Page:Œuvres de Vauvenargues (1857).djvu/516

La bibliothèque libre.
Le texte de cette page a été corrigé et est conforme au fac-similé.


638. [J’approuverais fort la science universelle, si les hommes en etaient capables ; mais j’estime plus un menuisier, qui sait son métier, qu’un bavard, qui pense tout savoir, et qui ne possède rien.]

639. [On n’a jamais chargé l’esprit des hommes d’autant de connaissances inutiles et superficielles qu’on le fait aujourd’hui ; on a mis à la place de l’ancienne érudition une science d’ostentation et de paroles. Qu’avons-nous gagné à cela ? Ne vaudrait-il pas mieux être encore pédant comme Huet, et comme Ménage ?]

640. [Les gens du monde ont une espèce d’érudition : c’est-à-dire qu’ils savent assez de toutes choses pour en parler de travers. Quelle manie de sortir des bornes de notre esprit et de nos besoins, pour charger notre mémoire de tant de choses inutiles ! Et par quelle fatalité faut-il, qu’après avoir guéri d’un respect exagéré pour la vraie érudition, nous soyons épris de la fausse ?]

641. [Le duel avait un bon côté, qui était de mettre un frein à l’insolence des grands[1] ; aussi, je m’étonne qu’ils n’aient pas encore trouvé le moyen de l’abolir entièrement.]

642. [Le peuple en vient aux mains pour peu de chose ; mais les magistrats et les prêtres ne poussent jamais leurs querelles jusqu’à cette indécence.
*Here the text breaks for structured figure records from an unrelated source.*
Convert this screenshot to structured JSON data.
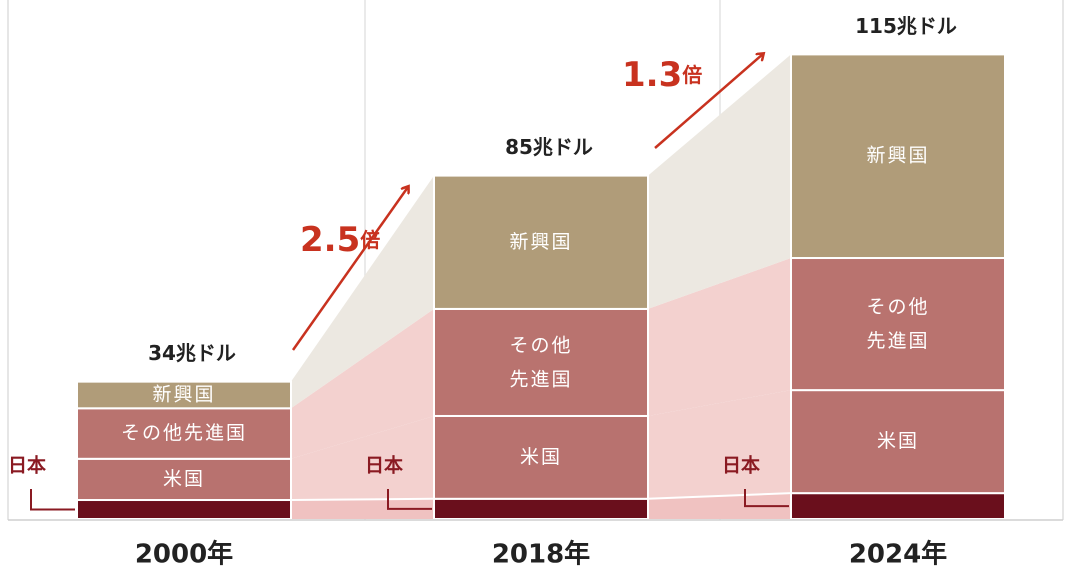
{
  "chart_data": {
    "type": "stacked_bar",
    "categories": [
      "2000年",
      "2018年",
      "2024年"
    ],
    "series": [
      {
        "name": "日本",
        "color": "#6a0f1c",
        "values": [
          4.7,
          5.0,
          6.4
        ]
      },
      {
        "name": "米国",
        "color": "#b8726f",
        "values": [
          10.2,
          20.5,
          25.5
        ]
      },
      {
        "name": "その他先進国",
        "color": "#b9736f",
        "values": [
          12.5,
          26.5,
          32.7
        ]
      },
      {
        "name": "新興国",
        "color": "#b09c79",
        "values": [
          6.6,
          33.0,
          50.4
        ]
      }
    ],
    "totals": [
      34,
      85,
      115
    ],
    "total_labels": [
      "34兆ドル",
      "85兆ドル",
      "115兆ドル"
    ],
    "annotations": [
      {
        "number": "2.5",
        "unit": "倍"
      },
      {
        "number": "1.3",
        "unit": "倍"
      }
    ],
    "ylim": [
      0,
      125
    ]
  }
}
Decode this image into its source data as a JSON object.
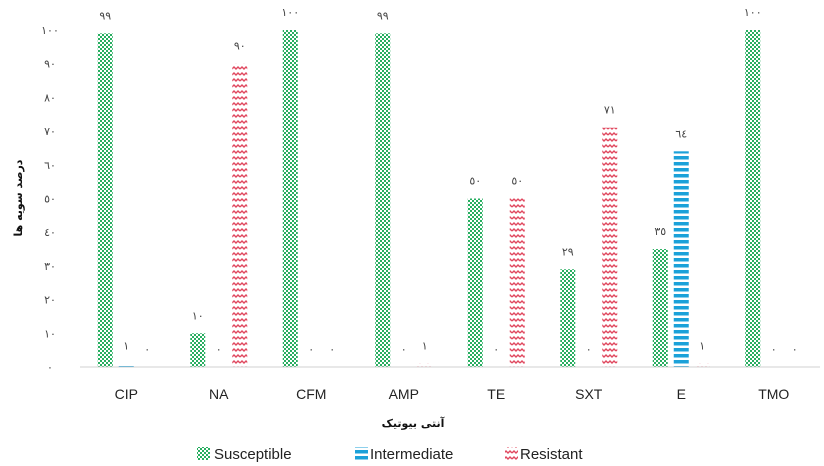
{
  "chart_data": {
    "type": "bar",
    "xlabel": "آنتی بیوتیک",
    "ylabel": "درصد سویه ها",
    "ylim": [
      0,
      100
    ],
    "yticks": [
      "٠",
      "١٠",
      "٢٠",
      "٣٠",
      "٤٠",
      "٥٠",
      "٦٠",
      "٧٠",
      "٨٠",
      "٩٠",
      "١٠٠"
    ],
    "categories": [
      "CIP",
      "NA",
      "CFM",
      "AMP",
      "TE",
      "SXT",
      "E",
      "TMO"
    ],
    "series": [
      {
        "name": "Susceptible",
        "color": "#27ae60",
        "values": [
          99,
          10,
          100,
          99,
          50,
          29,
          35,
          100
        ],
        "labels": [
          "٩٩",
          "١٠",
          "١٠٠",
          "٩٩",
          "٥٠",
          "٢٩",
          "٣٥",
          "١٠٠"
        ]
      },
      {
        "name": "Intermediate",
        "color": "#1ba1d9",
        "values": [
          1,
          0,
          0,
          0,
          0,
          0,
          64,
          0
        ],
        "labels": [
          "١",
          "٠",
          "٠",
          "٠",
          "٠",
          "٠",
          "٦٤",
          "٠"
        ]
      },
      {
        "name": "Resistant",
        "color": "#e0475e",
        "values": [
          0,
          90,
          0,
          1,
          50,
          71,
          1,
          0
        ],
        "labels": [
          "٠",
          "٩٠",
          "٠",
          "١",
          "٥٠",
          "٧١",
          "١",
          "٠"
        ]
      }
    ],
    "grid": false,
    "legend": "bottom"
  }
}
La noblesse ne pourrait-elle en venir à ce point de politesse ? Pourquoi non, puisque déjà deux corps aussi considérables y sont parvenus ?]

643. [Si quelqu’un trouve que je me contredis, je reponds : Parce que je me suis trompé une fois, ou plusieurs fois, je ne prétends point me tromper toujours.]

644. [Quand je vois un homme engoué de la raison, je parie aussitôt qu’il n’est pas raisonnable.]

  1. Voir la note de la page 160. — G.